I'm afraid it's probably the latter. Catholic institutions seem to be manifestly unwilling to engage in any sort of serious self-examination these days, especially as regards how their "policies" might affect society and the world at large. Even worse, they are reluctant to look at how their underlying attitudes shape policy...especially when those underlying attitudes are simply "hate" by another name.

When misogyny, homophobia, and racism begin to shape doctrine, we're in trouble. When such doctrine begets things like a cartoon promoting hate crime at what is perhaps the most prestigious Catholic academic institution in the world, this is not "pro-life" it is "pro-death."

A stupid student prank -

A stupid student prank - which the University and the student population rebuked swiftly and vigorously.

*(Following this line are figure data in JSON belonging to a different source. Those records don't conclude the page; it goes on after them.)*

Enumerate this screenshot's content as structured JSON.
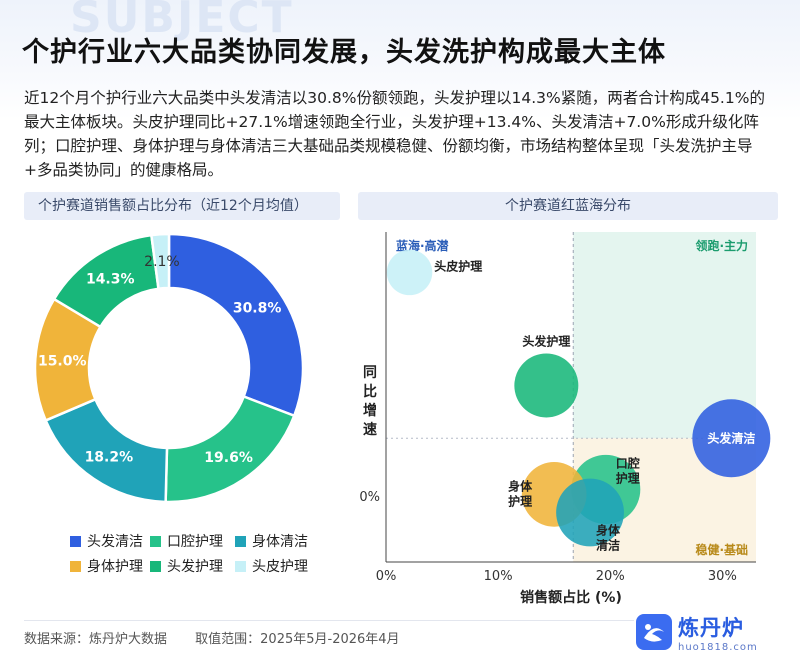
{
  "page": {
    "watermark": "SUBJECT",
    "title": "个护行业六大品类协同发展，头发洗护构成最大主体",
    "summary": "近12个月个护行业六大品类中头发清洁以30.8%份额领跑，头发护理以14.3%紧随，两者合计构成45.1%的最大主体板块。头皮护理同比+27.1%增速领跑全行业，头发护理+13.4%、头发清洁+7.0%形成升级化阵列；口腔护理、身体护理与身体清洁三大基础品类规模稳健、份额均衡，市场结构整体呈现「头发洗护主导+多品类协同」的健康格局。",
    "left_panel_title": "个护赛道销售额占比分布（近12个月均值）",
    "right_panel_title": "个护赛道红蓝海分布",
    "footer": {
      "source": "数据来源：炼丹炉大数据",
      "range": "取值范围：2025年5月-2026年4月"
    },
    "logo": {
      "name": "炼丹炉",
      "url": "huo1818.com",
      "icon": "furnace-logo-icon"
    }
  },
  "chart_data": [
    {
      "type": "pie",
      "variant": "donut",
      "title": "个护赛道销售额占比分布（近12个月均值）",
      "slices": [
        {
          "name": "头发清洁",
          "value": 30.8,
          "label": "30.8%",
          "color": "#2f5fe0"
        },
        {
          "name": "口腔护理",
          "value": 19.6,
          "label": "19.6%",
          "color": "#26c28a"
        },
        {
          "name": "身体清洁",
          "value": 18.2,
          "label": "18.2%",
          "color": "#20a3b8"
        },
        {
          "name": "身体护理",
          "value": 15.0,
          "label": "15.0%",
          "color": "#f0b43a"
        },
        {
          "name": "头发护理",
          "value": 14.3,
          "label": "14.3%",
          "color": "#18b77a"
        },
        {
          "name": "头皮护理",
          "value": 2.1,
          "label": "2.1%",
          "color": "#c6f0f7"
        }
      ],
      "legend_position": "bottom"
    },
    {
      "type": "scatter",
      "variant": "bubble",
      "title": "个护赛道红蓝海分布",
      "xlabel": "销售额占比 (%)",
      "ylabel": "同比增速",
      "x_ticks": [
        "0%",
        "10%",
        "20%",
        "30%"
      ],
      "y_ticks": [
        "0%"
      ],
      "xlim": [
        0,
        33
      ],
      "ylim": [
        -8,
        32
      ],
      "divider_x": 16.7,
      "divider_y": 7.0,
      "quadrants": [
        {
          "label": "蓝海·高潜",
          "position": "top-left",
          "color": "#2a5db8"
        },
        {
          "label": "领跑·主力",
          "position": "top-right",
          "color": "#1b9c6e",
          "fill": "#e4f5ef"
        },
        {
          "label": "稳健·基础",
          "position": "bottom-right",
          "color": "#b88a1a",
          "fill": "#fbf3e3"
        }
      ],
      "points": [
        {
          "name": "头皮护理",
          "x": 2.1,
          "y": 27.1,
          "size": 2.1,
          "color": "#c6f0f7",
          "label_pos": "right"
        },
        {
          "name": "头发护理",
          "x": 14.3,
          "y": 13.4,
          "size": 14.3,
          "color": "#18b77a",
          "label_pos": "top"
        },
        {
          "name": "头发清洁",
          "x": 30.8,
          "y": 7.0,
          "size": 30.8,
          "color": "#2f5fe0",
          "label_pos": "inside"
        },
        {
          "name": "口腔护理",
          "x": 19.6,
          "y": 0.8,
          "size": 19.6,
          "color": "#26c28a",
          "label_pos": "top-right"
        },
        {
          "name": "身体护理",
          "x": 15.0,
          "y": 0.2,
          "size": 15.0,
          "color": "#f0b43a",
          "label_pos": "left"
        },
        {
          "name": "身体清洁",
          "x": 18.2,
          "y": -2.0,
          "size": 18.2,
          "color": "#20a3b8",
          "label_pos": "bottom-right"
        }
      ]
    }
  ]
}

I, too, am horrified. It is

I, too, am horrified. It is stunning to consider how many eyes saw that cartoon, how many hands touched it, how many brains prcoessed it............and, still, that throwback, beyond-the-pale, overtly hateful and violent cartoon made it to press. I imagine gay students, faculty and staff all over that campus experiencing chills racing down their backs when they discovered the cartoon in their campus paper: what does and would it mean for their safety - physical, emotional, spiritual - on campus?

if this was a "mistake", a reflection of immature understandings of provocative editorial cartoons and humor and NOT considered hate speech, then Notre Dame needs to look seriously at the journalistic education its students receive so that they develop greater maturity and skill in their published.

i don't know about expulsion...i would make a list of every single person who saw, touched, heard, smelled that cartoon prior to publication and require for graduation and continued participation in the paper a serious and semester-long remedial course addressing the various isses involved.